Abigail Powers was born in Saratoga County, New York, on March 13, 1798, while it was still a frontier out-post. Her father, a locally prominent Baptist preacher named Lemuel Powers, died shortly thereafter. Courageously, her mother, Abigail, moved on westward, thinking her scanty funds would go further in a less settled region, and ably educated her small son and daughter beyond the usual frontier level with the help of her husband’s library.
Shared eagerness for schooling formed a bond when Abigail Powers at 21 met Millard Fillmore at 19, while she was his teacher at a recently opened academy in the village of New Hope, New York. Although she soon became young Fillmore’s inspiration, his struggle to make his way as a lawyer was so long and ill paid that they were not married until February 5, 1826. She resumed teaching school after the marriage, becoming the first president’s wife to work outside the home following her marriage.
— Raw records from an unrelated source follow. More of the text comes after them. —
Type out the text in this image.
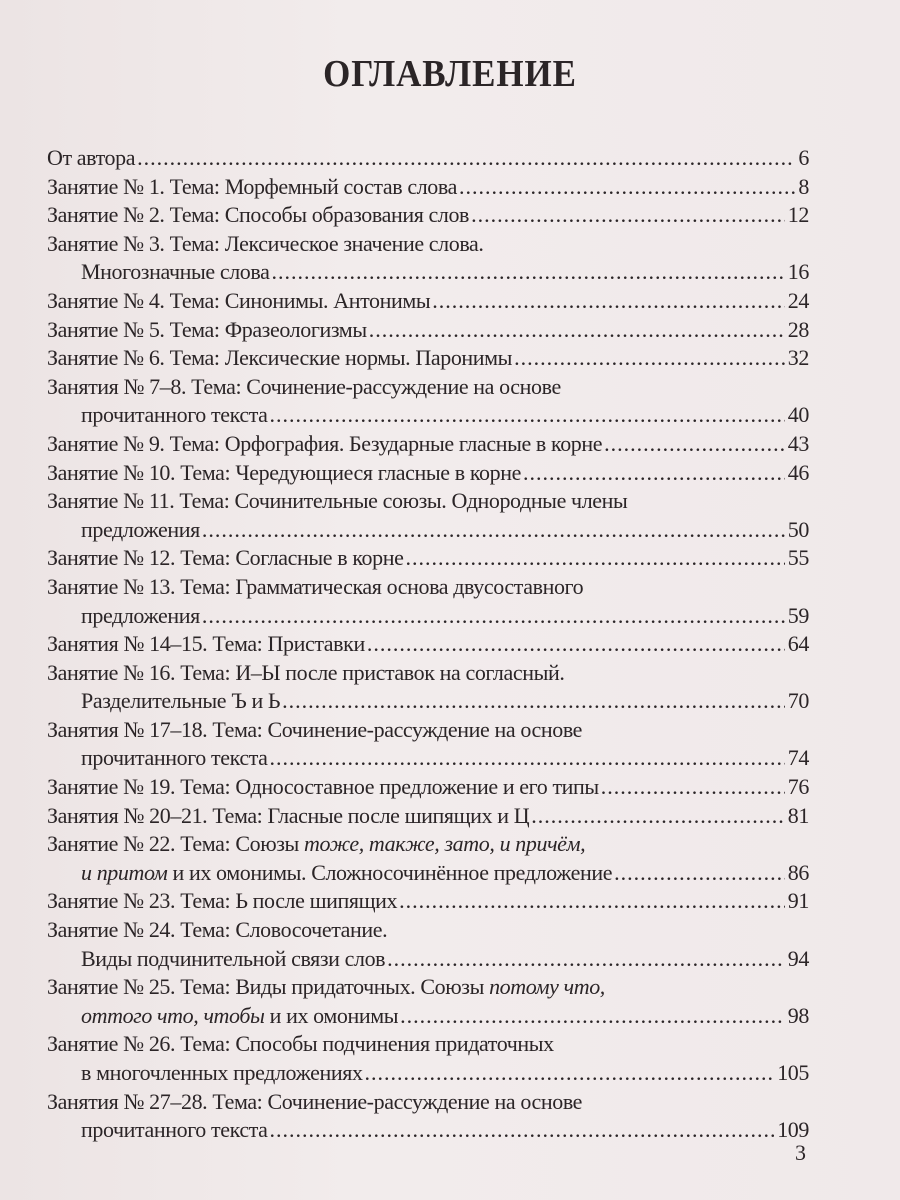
ОГЛАВЛЕНИЕ
От автора .....	6
Занятие № 1. Тема: Морфемный состав слова .....	8
Занятие № 2. Тема: Способы образования слов .....	12
Занятие № 3. Тема: Лексическое значение слова.
Многозначные слова .....	16
Занятие № 4. Тема: Синонимы. Антонимы .....	24
Занятие № 5. Тема: Фразеологизмы .....	28
Занятие № 6. Тема: Лексические нормы. Паронимы .....	32
Занятия № 7–8. Тема: Сочинение-рассуждение на основе
прочитанного текста .....	40
Занятие № 9. Тема: Орфография. Безударные гласные в корне .....	43
Занятие № 10. Тема: Чередующиеся гласные в корне .....	46
Занятие № 11. Тема: Сочинительные союзы. Однородные члены
предложения .....	50
Занятие № 12. Тема: Согласные в корне .....	55
Занятие № 13. Тема: Грамматическая основа двусоставного
предложения .....	59
Занятия № 14–15. Тема: Приставки .....	64
Занятие № 16. Тема: И–Ы после приставок на согласный.
Разделительные Ъ и Ь .....	70
Занятия № 17–18. Тема: Сочинение-рассуждение на основе
прочитанного текста .....	74
Занятие № 19. Тема: Односоставное предложение и его типы .....	76
Занятия № 20–21. Тема: Гласные после шипящих и Ц .....	81
Занятие № 22. Тема: Союзы тоже, также, зато, и причём,
и притом и их омонимы. Сложносочинённое предложение .....	86
Занятие № 23. Тема: Ь после шипящих .....	91
Занятие № 24. Тема: Словосочетание.
Виды подчинительной связи слов .....	94
Занятие № 25. Тема: Виды придаточных. Союзы потому что,
оттого что, чтобы и их омонимы .....	98
Занятие № 26. Тема: Способы подчинения придаточных
в многочленных предложениях .....	105
Занятия № 27–28. Тема: Сочинение-рассуждение на основе
прочитанного текста .....	109
3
Attaining property at last, Fillmore bought his family a six-room house in Buffalo. Abigail gave birth to two children; a boy and a girl. Enjoying comparative luxury, Abigail learned the ways of society as the wife of a congressman. She cultivated a noted flower garden; but much of her time, as always, she spent in reading. In 1847, Fillmore was elected state comptroller; with the children away in boarding school and college, the parents moved temporarily to Albany.
In 1849, Abigail Fillmore came to Washington as wife of the vice president; 16 months later, after Zachary Taylor’s death at a height of sectional crisis, the Fillmores moved into the White House.
Even after the period of official mourning the social life of the Fillmore administration remained subdued. The first lady presided with grace at state dinners and receptions; but a permanently injured ankle made her Friday evening levees an ordeal—two hours of standing at her husband’s side to greet the public. In any case, she preferred reading or music in private. Pleading her delicate health, she entrusted many routine social duties to her daughter, “Abby.” With a special appropriation from Congress, she spent contented hours selecting books for a White House library and arranging them in the Oval Room upstairs, where Abby had her piano, harp, and guitar.
Despite chronic poor health, Mrs. Fillmore stayed near her husband through the outdoor ceremonies of President Pierce’s inauguration while a raw northeast wind whipped snow over the crowd. Returning chilled to the Willard Hotel, she developed pneumonia; she died there on March 30, 1853. The House of Representatives and the Senate adjourned, and public offices closed in respect, as her family took her body home to Buffalo for burial.